Quattro anni dopo l’entrata in vigore della lettera apostolica in forma di motu proprio Vos estis lux mundi, nata per contrastare gli abusi sessuali e di coscienza nella chiesa cattolica, papa Francesco ha approvato una versione aggiornata del documento, in vigore a partire dal 30 aprile.

L’aggiornamento non solo è in linea con le ultime riforme operate dal papa, ma era sentito necessario alla luce delle centinaia di abusi che stanno scuotendo le chiese locali in tutto il mondo e che hanno ridotto alcune diocesi, ad esempio negli Stati Uniti, sull’orlo della bancarotta.

Sin dalla sua prima approvazione, Vos estis lux mundi ha rappresentato la linea dura di papa Francesco contro le azioni degli abusatori da una parte, e le omissioni dei vescovi dall’altra. Nel primo summit sul tema, tenutosi in Vaticano tra il 21 e il 24 febbraio 2019, il pontefice ha coinvolto direttamente i vescovi, sottoponendoli a un concetto preso dal diritto societario, quella accountability che li obbliga a un’attenzione meticolosa delle segnalazioni nelle proprie diocesi come perno del loro mandato episcopale.

Cosa cambia

Nella nuova versione ci sono alcune novità. La prima è nel Titolo I, dove viene specificato l’oggetto della denuncia di abuso. Se, nella prima versione, la norma era applicata nel caso di «produzione, nell’esibizione, nella detenzione o nella distribuzione, anche per via telematica, di materiale pedopornografico, nonché nel reclutamento o nell’induzione di un minore o di una persona vulnerabile a partecipare ad esibizioni pornografiche», nell’aggiornamento si parla di «immorale acquisto, conservazione e divulgazione, con qualsiasi strumento», non solo telematico. Questo amplia lo spettro delle possibilità di abuso, perché tiene conto delle «esibizioni pornografiche» non solo «reali», ma anche «simulate» (art.1 §1). Sono novità importanti, che allargano di molto l’ambito della punibilità e dimostrano la dura linea della Santa sede contro tutti quei comportamenti impropri per chi ha scelto la strada della consacrazione religiosa.

Laici coinvolti

Nel nuovo motu proprio, viene specificato che non sono solo i chierici o i religiosi a poter segnalare un abuso, ma anche i «fedeli laici che sono o sono stati moderatori di associazioni internazionali di fedeli riconosciute o erette dalla Sede Apostolica». In questo modo, tutta la comunità cattolica è coinvolta, evitando così i sospetti di una ghettizzazione dell’autorità ecclesiastica.

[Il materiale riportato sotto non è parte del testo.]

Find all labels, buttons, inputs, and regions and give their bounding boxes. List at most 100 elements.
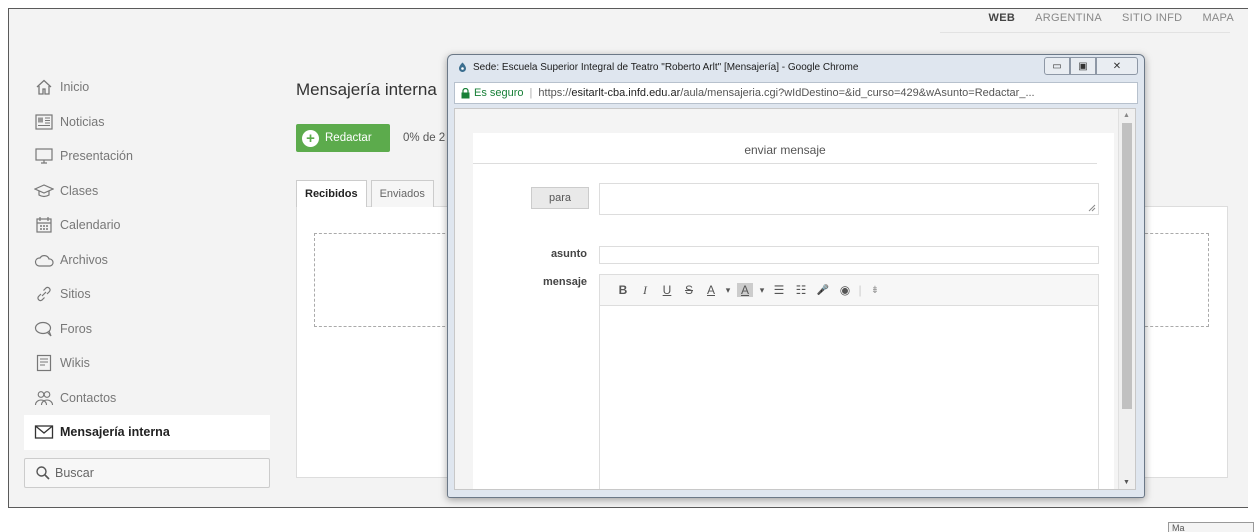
page-title: Mensajería interna — [296, 80, 437, 99]
sidebar-item-label: Contactos — [60, 390, 117, 405]
font-color-button[interactable]: A — [700, 283, 722, 297]
sidebar-item-wikis[interactable]: Wikis — [24, 346, 270, 381]
sidebar-item-label: Sitios — [60, 287, 91, 302]
sidebar-item-calendario[interactable]: Calendario — [24, 208, 270, 243]
compose-button[interactable]: + Redactar — [296, 124, 390, 152]
sidebar-item-label: Mensajería interna — [60, 425, 170, 440]
chat-icon — [34, 319, 54, 339]
envelope-icon — [34, 422, 54, 442]
search-icon — [35, 465, 51, 481]
minimize-icon: ▭ — [1052, 60, 1062, 72]
sidebar-item-inicio[interactable]: Inicio — [24, 70, 270, 105]
message-label: mensaje — [542, 276, 587, 288]
to-button[interactable]: para — [531, 187, 589, 209]
graduation-cap-icon — [34, 181, 54, 201]
popup-scrollbar[interactable]: ▲ ▼ — [1118, 109, 1135, 489]
link-icon — [34, 284, 54, 304]
sidebar-item-mensajeria[interactable]: Mensajería interna — [24, 415, 270, 450]
quota-usage: 0% de 2 — [403, 132, 446, 144]
close-button[interactable]: ✕ — [1096, 57, 1138, 75]
address-url: https://esitarlt-cba.infd.edu.ar/aula/me… — [538, 87, 1035, 99]
top-navigation: WEB ARGENTINA SITIO INFD MAPA — [989, 12, 1234, 24]
corner-tab[interactable]: Ma — [1168, 522, 1254, 532]
popup-content: enviar mensaje para asunto mensaje B I U… — [454, 108, 1136, 490]
microphone-button[interactable]: 🎤 — [812, 285, 834, 296]
minimize-button[interactable]: ▭ — [1044, 57, 1070, 75]
topnav-web[interactable]: WEB — [989, 12, 1016, 24]
lock-icon — [461, 87, 470, 98]
people-icon — [34, 388, 54, 408]
document-icon — [34, 353, 54, 373]
popup-title-bar: Sede: Escuela Superior Integral de Teatr… — [457, 62, 858, 73]
maximize-icon: ▣ — [1078, 60, 1088, 72]
maximize-button[interactable]: ▣ — [1070, 57, 1096, 75]
topnav-divider — [940, 32, 1230, 33]
bold-button[interactable]: B — [612, 283, 634, 297]
preview-button[interactable]: ◉ — [834, 283, 856, 297]
tab-enviados[interactable]: Enviados — [370, 180, 434, 207]
subject-label: asunto — [550, 248, 587, 260]
underline-button[interactable]: U — [656, 283, 678, 297]
calendar-icon — [34, 215, 54, 235]
sidebar-item-contactos[interactable]: Contactos — [24, 381, 270, 416]
chrome-icon — [457, 62, 468, 73]
address-bar[interactable]: Es seguro | https://esitarlt-cba.infd.ed… — [454, 82, 1138, 104]
sidebar-item-label: Presentación — [60, 149, 133, 164]
message-list-area-right — [1140, 233, 1209, 327]
background-color-dropdown[interactable]: ▾ — [756, 285, 768, 296]
message-editor[interactable]: B I U S A ▾ A ▾ ☰ ☷ 🎤 ◉ | ⇟ — [599, 274, 1099, 489]
sidebar-item-label: Wikis — [60, 356, 90, 371]
news-icon — [34, 112, 54, 132]
sidebar: Inicio Noticias Presentación Clases Cale… — [24, 70, 270, 488]
send-message-form: enviar mensaje para asunto mensaje B I U… — [473, 133, 1114, 489]
editor-toolbar: B I U S A ▾ A ▾ ☰ ☷ 🎤 ◉ | ⇟ — [600, 275, 1098, 306]
plus-icon: + — [302, 129, 319, 147]
bulleted-list-button[interactable]: ☰ — [768, 283, 790, 297]
search-button[interactable]: Buscar — [24, 457, 270, 488]
sidebar-item-label: Foros — [60, 321, 92, 336]
background-color-button[interactable]: A — [737, 283, 753, 297]
search-label: Buscar — [55, 465, 94, 480]
compose-label: Redactar — [325, 132, 372, 144]
scroll-up-icon[interactable]: ▲ — [1123, 112, 1130, 119]
more-options-button[interactable]: ⇟ — [864, 285, 886, 296]
scroll-down-icon[interactable]: ▼ — [1123, 479, 1130, 486]
form-divider — [473, 163, 1097, 164]
cloud-icon — [34, 250, 54, 270]
topnav-argentina[interactable]: ARGENTINA — [1035, 12, 1102, 24]
window-controls: ▭ ▣ ✕ — [1044, 57, 1138, 75]
monitor-icon — [34, 146, 54, 166]
sidebar-item-label: Inicio — [60, 80, 90, 95]
sidebar-item-label: Archivos — [60, 252, 108, 267]
scrollbar-thumb[interactable] — [1122, 123, 1132, 409]
secure-indicator[interactable]: Es seguro — [461, 87, 524, 99]
home-icon — [34, 77, 54, 97]
strikethrough-button[interactable]: S — [678, 283, 700, 297]
topnav-sitio-infd[interactable]: SITIO INFD — [1122, 12, 1182, 24]
message-list-area-left — [314, 233, 455, 327]
form-heading: enviar mensaje — [744, 143, 826, 157]
resize-handle-icon[interactable] — [1088, 204, 1096, 212]
compose-popup-window: Sede: Escuela Superior Integral de Teatr… — [447, 54, 1145, 498]
secure-label: Es seguro — [474, 87, 524, 99]
sidebar-item-sitios[interactable]: Sitios — [24, 277, 270, 312]
popup-title: Sede: Escuela Superior Integral de Teatr… — [473, 62, 859, 73]
italic-button[interactable]: I — [634, 283, 656, 298]
mailbox-tabs: Recibidos Enviados — [296, 180, 438, 207]
close-icon: ✕ — [1112, 60, 1122, 72]
sidebar-item-foros[interactable]: Foros — [24, 312, 270, 347]
sidebar-item-label: Clases — [60, 183, 99, 198]
numbered-list-button[interactable]: ☷ — [790, 283, 812, 297]
subject-field[interactable] — [599, 246, 1099, 264]
font-color-dropdown[interactable]: ▾ — [722, 285, 734, 296]
toolbar-separator: | — [858, 283, 862, 297]
sidebar-item-noticias[interactable]: Noticias — [24, 105, 270, 140]
sidebar-item-clases[interactable]: Clases — [24, 174, 270, 209]
sidebar-item-label: Noticias — [60, 114, 105, 129]
sidebar-item-archivos[interactable]: Archivos — [24, 243, 270, 278]
recipient-field[interactable] — [599, 183, 1099, 215]
tab-recibidos[interactable]: Recibidos — [296, 180, 367, 207]
sidebar-item-presentacion[interactable]: Presentación — [24, 139, 270, 174]
topnav-mapa[interactable]: MAPA — [1202, 12, 1234, 24]
address-separator: | — [529, 87, 533, 99]
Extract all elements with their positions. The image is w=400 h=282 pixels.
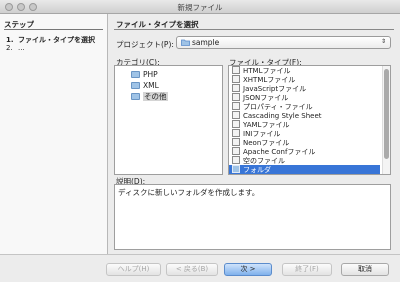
folder-icon <box>131 71 140 78</box>
description-text: ディスクに新しいフォルダを作成します。 <box>118 188 260 197</box>
help-button[interactable]: ヘルプ(H) <box>106 263 161 276</box>
xhtml-file-icon <box>232 75 240 83</box>
window-title: 新規ファイル <box>177 3 223 12</box>
ini-file-icon <box>232 129 240 137</box>
file-type-item[interactable]: JSONファイル <box>229 93 380 102</box>
button-bar-divider <box>0 254 400 255</box>
categories-list[interactable]: PHP XML その他 <box>114 65 223 175</box>
file-type-item[interactable]: JavaScriptファイル <box>229 84 380 93</box>
file-type-item[interactable]: Apache Confファイル <box>229 147 380 156</box>
category-label: その他 <box>143 92 168 101</box>
file-type-item[interactable]: YAMLファイル <box>229 120 380 129</box>
step-number: 2. <box>6 44 13 52</box>
description-box: ディスクに新しいフォルダを作成します。 <box>114 184 391 250</box>
step-label: ... <box>18 44 25 52</box>
finish-button[interactable]: 終了(F) <box>282 263 332 276</box>
project-icon <box>181 39 190 46</box>
apache-conf-file-icon <box>232 147 240 155</box>
back-button[interactable]: < 戻る(B) <box>166 263 218 276</box>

Novità anche sulla tutela di chi denuncia: se prima non era possibile imporre alcun vincolo di silenzio a chi segnalava un abuso, ora questa tutela viene estesa anche «alla persona che afferma di essere stata offesa e ai testimoni» (art.4 §3). L’apertura è contemperata dal nuovo art. 5 §2, che rinnova l’impegno dell’autorità ecclesiastica a tutelare la «buona fama e la sfera privata di tutte le persone coinvolte, nonché la riservatezza dei dati personali». Una clausola garantista, che riconosce alla persona indagata la «presunzione di innocenza e la legittima tutela della sua buona fama» (art. 13 §7).

Adulti vulnerabili

Ma il cuore dell’aggiornamento del motu proprio tiene conto di una maggiore vicinanza alle vittime, al punto che il lemma «persona vulnerabile» è stato sostituito da «adulto vulnerabile», affiancato alla categoria di minore e di persona che abitualmente ha un uso imperfetto della ragione.

Si tratta di una specificazione in linea con la definizione di «condizione di speciale vulnerabilità» approvata dall’Unesco nella Dichiarazione universale sulla bioetica e i diritti umani nel 2005. La condizione di vulnerabilità, associata all’età adulta, respinge l’idea che l’abuso sia favorito dalla condizione d’infermità della vittima. Non ci sono giustificazioni implicite a questo tipo di delitto, e tutto ciò richiama alla mente l’inchiesta che nel 2020 ha travolto l’Arche, la comunità francese nata per assistere i disabili, anche mentali, abusati dal suo insospettabile fondatore, Jean Vanier. Il documento continua a comprendere non soltanto le molestie e le violenze sessuali, ma anche gli abusi di coscienza e di potere. I casi di Taizé, di Bose e del Centro Aletti, con il caso del gesuita Marko Rupnik, mostrano la natura complessa dell’abuso nella chiesa cattolica. Con la versione aggiornata del motu proprio, papa Francesco non solo è consapevole della sua natura sistemica, ma è deciso a stringere le maglie attorno a una gestione distorta dell’autorità, figlia di quel clericalismo che ha promesso di combattere fin dal primo giorno.